Immense fresque, pavé imposant mais en aucun cas indigeste (environ 750 pages), tableau complet d’une époque et d’un lieu qui donne la parole à une multitude de personnages, Lune comanche ne peut que ravir les amateurs de romans historiques et de westerns.

Son originalité tient à son ampleur, à sa façon de nous glisser dans la peau de personnages aussi différents qu’un chef de bande sadique régnant par la terreur et étonnamment détaché de tout ce qui est matériel, des rangers incultes mais curieux de tout, d’un chef comanche qui sait qu’il est le dernier à résister à l’invasion européenne et à vivre selon des traditions condamnées, un voleur de chevaux fier d’être le meilleur dans son domaine, un pisteur curieux de tout, capable de marcher des jours pour voir un nouvel oiseau, ou trouver des vestiges de peuples anciens, un colonel fanatique fasciné par la guerre, une prostituée amoureuse désireuse de changer de vie, une fille de la grande bourgeoisie du sud complètement cinglée etc …

Tous sont traités avec la même précision, le même respect, et la même rigueur, amenant le lecteur à comprendre ce qui les anime, ce en quoi ils croient, ce à quoi ils aspirent.

Et tous sont emportés par le souffle de ce récit, dans des paysages incroyables, sans que le lecteur ne soit jamais perdu tant chaque personnage est incarné.

Sans oublier un point primordial du roman : son humour.
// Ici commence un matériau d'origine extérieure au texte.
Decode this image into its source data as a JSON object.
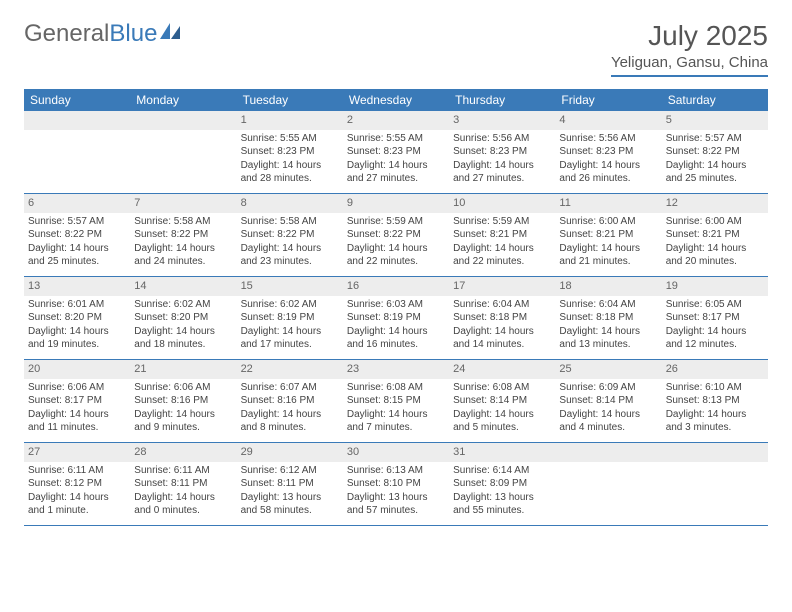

Je ne pensais pas, en ouvrant ce western, sourire aussi souvent. On sourit des dialogues entre rangers, de la folie des uns et des autres, des naïvetés, des incompréhensions entre les cultures, de la pruderie des uns, et du goût de « l’accouplement » des autres. On sourit souvent aux pensées des uns et des autres qui ne comprennent pas les priorités ou les préoccupations de personnages d’une autre culture. On sourit souvent (humour de répétition) aux réactions choquées face à ce qui, naturel pour l’un, est considéré comme d’une grande « impolitesse » pour l’autre (le terme revient souvent). Et en souriant, on prend une bonne leçon de tolérance et de relativité des us et coutumes, ce qui ne peut pas faire de mal.

Bref, un grand roman, passionnant, drôle et enthousiasmant.

Larry McMurtry / Lune comanche (Comanche moon, 1997), Gallmeister (2017), traduit de l’anglais (USA) par Laura Derajinski.